128 0x80 SquashFS filesystem, little endian, version 4.0
Step 2: Extract
Since the offset is 128, let's carve it manually.
dd if=iot_camera_v1.bin of=rootfs.squashfs bs=1 skip=128
unsquashfs rootfs.squashfs
# This creates the 'squashfs-root' directory
Step 3: Modify
cd squashfs-root
echo "If you are reading this, I have root." > pwned.txt
# Verify it's there
ls -l pwned.txt
Step 4: Repack
cd ..
mksquashfs squashfs-root/ mod_rootfs.squashfs -comp gzip
# Check if size fits! IT MUST NOT BE LARGER than the flash partition.
ls -l rootfs.squashfs mod_rootfs.squashfs
Extra Credit: Header Patching
The lab isn't over. Your modified firmware is larger than the original! You cut off the header bytes
(0-128). Use cat to splice them back together.
# Get the original header (first 128 bytes)
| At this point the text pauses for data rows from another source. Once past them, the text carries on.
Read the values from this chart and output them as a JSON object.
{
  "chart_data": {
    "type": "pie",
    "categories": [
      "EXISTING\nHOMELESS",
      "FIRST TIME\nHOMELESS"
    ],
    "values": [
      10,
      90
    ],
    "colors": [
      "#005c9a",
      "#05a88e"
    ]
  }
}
dd if=iot_camera_v1.bin of=header.bin bs=1 count=128
# Combine
cat header.bin mod_rootfs.squashfs > pwned_firmware.bin
Outcome Check
- Explain the difference between a Bootloader, Kernel, and Filesystem.
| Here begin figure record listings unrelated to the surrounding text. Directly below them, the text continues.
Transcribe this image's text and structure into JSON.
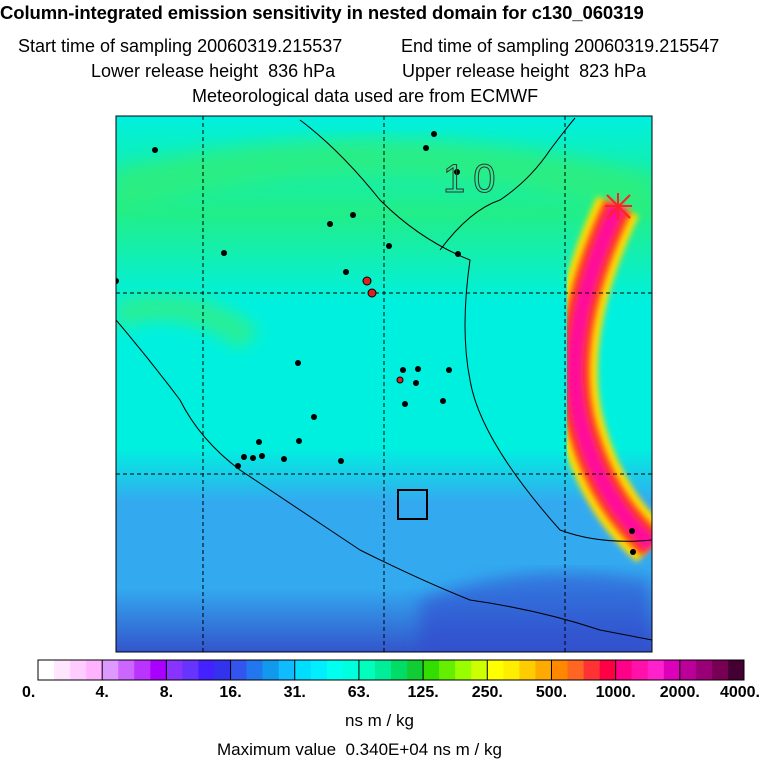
{
  "header": {
    "title": "Column-integrated emission sensitivity in nested domain for c130_060319",
    "start_label": "Start time of sampling",
    "start_value": "20060319.215537",
    "end_label": "End time of sampling",
    "end_value": "20060319.215547",
    "lower_label": "Lower release height",
    "lower_value": "836 hPa",
    "upper_label": "Upper release height",
    "upper_value": "823 hPa",
    "met_line": "Meteorological data used are from ECMWF"
  },
  "map": {
    "day_label": "10",
    "colors": {
      "very_low": "#3355cc",
      "low": "#33aaf0",
      "mid": "#00f0e0",
      "green": "#22ee88",
      "plume_edge": "#ffcc00",
      "plume_mid": "#ff3344",
      "plume_core": "#ff1199",
      "release_marker": "#ff2222"
    }
  },
  "chart_data": {
    "type": "heatmap",
    "title": "Column-integrated emission sensitivity in nested domain for c130_060319",
    "colorbar": {
      "ticks": [
        "0.",
        "4.",
        "8.",
        "16.",
        "31.",
        "63.",
        "125.",
        "250.",
        "500.",
        "1000.",
        "2000.",
        "4000."
      ],
      "tick_values": [
        0,
        4,
        8,
        16,
        31,
        63,
        125,
        250,
        500,
        1000,
        2000,
        4000
      ],
      "colors": [
        "#ffffff",
        "#ffe6ff",
        "#ffccff",
        "#ffb3ff",
        "#dd99ff",
        "#cc66ff",
        "#bb33ff",
        "#aa00ff",
        "#8833ff",
        "#6633ff",
        "#4422ff",
        "#3333ee",
        "#3355ee",
        "#2277ee",
        "#1199ee",
        "#11bbff",
        "#00ddff",
        "#00eeff",
        "#00ffee",
        "#00ffdd",
        "#00ffbb",
        "#00ee99",
        "#00dd66",
        "#11cc33",
        "#33dd00",
        "#66ee00",
        "#99ff00",
        "#ccff00",
        "#ffff00",
        "#ffee00",
        "#ffcc00",
        "#ffaa00",
        "#ff8800",
        "#ff6622",
        "#ff3333",
        "#ff0044",
        "#ff0088",
        "#ff11aa",
        "#ff22cc",
        "#dd00bb",
        "#bb0099",
        "#990077",
        "#770055",
        "#440033"
      ]
    },
    "units": "ns m / kg",
    "max_value_label": "Maximum value",
    "max_value": "0.340E+04 ns m / kg"
  }
}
- Interpret Binwalk output and identify potential false positives.
- Use `dd` to manually carve binary data based on offsets.
- Analyze entropy graphs to identify encrypted partitions.
- Perform the Extract-Modify-Repack cycle on a Linux filesystem.
- Verify CRC checksums to prevent bricking during repacking.
Resources & Tools
Glossary of Terms
- Blob
- Binary Large Object. A raw firmware image with no filesystem structure.
- SquashFS
- A compressed, read-only filesystem optimized for embedded devices. It compresses both data and metadata (inodes).
- LZMA
- Lempel-Ziv-Markov chain Algorithm. A compression dictionary method with high ratios, standard in IoT.
- NVRAM
- Non-Volatile RAM. Used to store configuration settings (bootargs, wifi_ssid) that persist after reboot.
- Entropy
- A measure of randomness. High entropy (1.0) = Compression or Encryption. Low entropy = Code/Text.
- OOB Data
- Out-Of-Band data. Spare bytes in NAND flash pages used for Error Correction Codes (ECC), not visible in normal filesystems.
- U-Boot
- Universal Bootloader. The de-facto standard bootloader for embedded Linux devices.
- Brick
- A device that fails to boot, often due to a corrupted firmware update/modification (Soft brick) or hardware damage (Hard brick).